Source: https://www.writing-skills.com/one-space-two-full-stop
תיאטרון בובות
‹Ta’atron Bubot›
“Puppet Theater”
···› theatre of the dolls/puppets/marionettes
Are we puppets? Clay in our maker’s hands? Yes, but the material is not entirely passive, its characteristics feed back to the forming hands. We are HaShem’s counterpart, the abutment, the counter-bearing He chose to make, to not be alone, in His self-sufficient one-and-allness, lacking nothing but… us: an otherness. Our tendencies are opposed to Him – necessarily so. For if we were perfectly aligned with him, we’d be an extension of His, projecting outward into infinity, but with no space present. HaShem decided to give up infinitude, at least to a degree, temporarily, to make a creation.
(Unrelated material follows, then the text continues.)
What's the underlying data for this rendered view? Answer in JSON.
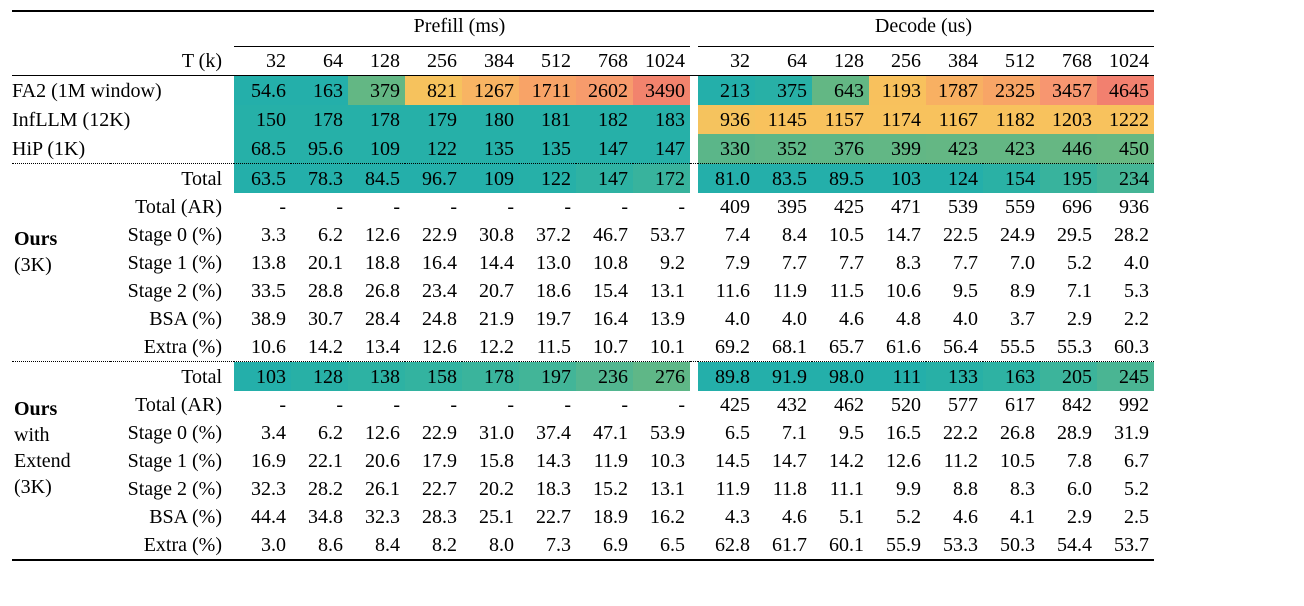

He retracted, though not literally, not completely, from a “vacated space”, that he placed us in, the universe, a spurious space-time-continuum — flimsy when compared with His ever-present consistency, yet in itself, self-evident. Here we are, playing parts.
Sometimes graceful, with bouncy step, sometimes slouchy and grouchy, sometimes serious, often fatuous; facetious, fastidious; nuanced; wholesale, outright… true, though often also fake, playing roles means, we think: catering to expectations and patterns.
As a musician, “playing” has yet another dimension: it means practicing, honing my craft. There’s no other way, any instrumentalist will confirm to you: you need to play to improve. Thus, playing is dead serious, there’s nothing playful about it. Or is there, still? What if HaShem is playing us, all the time, His creation? Are we His Stradivarius, or His shipping crate? Does He have to slap us, or can He bow us gently, to produce the sound He wants?
We are His orchestra. So the question turns from
“What role do you play?” to “What part do you play?”